Another potential drawback is shared liability. Each co-owner is fully responsible for debts, taxes, or legal claims associated with the property. For example, if one co-owner defaults on personal debts, creditors could pursue the jointly held asset, potentially putting the other owners’ interests at risk.
Additionally, this type of ownership can complicate estate planning. While the arrangement bypasses probate, it overrides any provisions in a will. This lack of control can be problematic if co-owners later wish to direct their share of the property to specific heirs or beneficiaries.

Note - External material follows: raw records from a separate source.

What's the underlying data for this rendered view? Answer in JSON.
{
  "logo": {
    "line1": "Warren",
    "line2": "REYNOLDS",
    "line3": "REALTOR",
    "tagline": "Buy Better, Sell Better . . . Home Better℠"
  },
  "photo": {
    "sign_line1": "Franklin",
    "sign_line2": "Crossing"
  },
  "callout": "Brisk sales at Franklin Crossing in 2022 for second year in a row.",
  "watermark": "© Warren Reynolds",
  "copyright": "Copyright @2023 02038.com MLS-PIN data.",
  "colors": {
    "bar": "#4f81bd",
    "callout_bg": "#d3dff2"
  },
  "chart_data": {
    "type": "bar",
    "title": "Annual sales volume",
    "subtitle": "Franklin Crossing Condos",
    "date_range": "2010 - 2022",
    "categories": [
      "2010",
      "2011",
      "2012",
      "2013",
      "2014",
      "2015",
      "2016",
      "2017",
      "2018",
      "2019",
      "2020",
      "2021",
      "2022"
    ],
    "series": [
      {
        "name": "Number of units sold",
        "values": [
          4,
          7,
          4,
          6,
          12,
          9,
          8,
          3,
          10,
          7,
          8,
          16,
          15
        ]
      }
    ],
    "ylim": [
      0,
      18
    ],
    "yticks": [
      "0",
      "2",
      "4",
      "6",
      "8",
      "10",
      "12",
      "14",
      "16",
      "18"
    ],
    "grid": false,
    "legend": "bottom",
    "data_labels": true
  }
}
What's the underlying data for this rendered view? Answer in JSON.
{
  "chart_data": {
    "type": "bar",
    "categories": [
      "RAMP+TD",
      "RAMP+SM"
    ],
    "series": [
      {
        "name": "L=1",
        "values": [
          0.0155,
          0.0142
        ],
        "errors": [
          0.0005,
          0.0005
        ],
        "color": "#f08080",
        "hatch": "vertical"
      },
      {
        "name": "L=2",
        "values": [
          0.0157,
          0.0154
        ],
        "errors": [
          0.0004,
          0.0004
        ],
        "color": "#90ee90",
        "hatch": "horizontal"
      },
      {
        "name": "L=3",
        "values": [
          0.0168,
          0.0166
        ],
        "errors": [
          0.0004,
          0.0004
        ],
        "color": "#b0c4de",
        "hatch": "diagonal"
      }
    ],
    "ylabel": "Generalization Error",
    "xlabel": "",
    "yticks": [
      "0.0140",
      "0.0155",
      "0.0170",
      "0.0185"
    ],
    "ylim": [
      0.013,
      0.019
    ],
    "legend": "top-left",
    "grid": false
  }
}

Lastly, joint ownership could lead to unintended conflicts among co-owners. Disputes over maintenance costs, property management, or future plans can strain relationships and make the arrangement difficult to sustain.
Bottom Line
Setting up a brokerage account using joint tenants with right of survivorship has its advantages. But it can also have downsides. You might consider tenancy in common if you want your assets divided differently when you pass away. Talking to an estate planning attorney could help if you’re not sure which option to use. They can help you title investment accounts or other assets with a spouse, business partner or someone else.
Investment Tips
- Consider talking to a financial advisor about setting up a joint brokerage account. Ask whether or not it makes sense for your situation. Your advisor can help you weigh the pros and cons. Also, you can compare the benefits of being joint tenants with right of survivorship versus tenants in common. Finding a financial advisor doesn’t have to be hard. SmartAsset’s free tool matches you with up to three vetted financial advisors who serve your area, and you can have a free introductory call with your advisor matches to decide which one you feel is right for you. If you’re ready to find an advisor who can help you achieve your financial goals, get started now.
- Choose wisely when naming beneficiaries for qualified retirement accounts and life insurance policies. Remember, a named beneficiary would supersede the terms of your will. As you’re planning your estate, consider who will receive your 401(k), IRA, life insurance benefits, etc.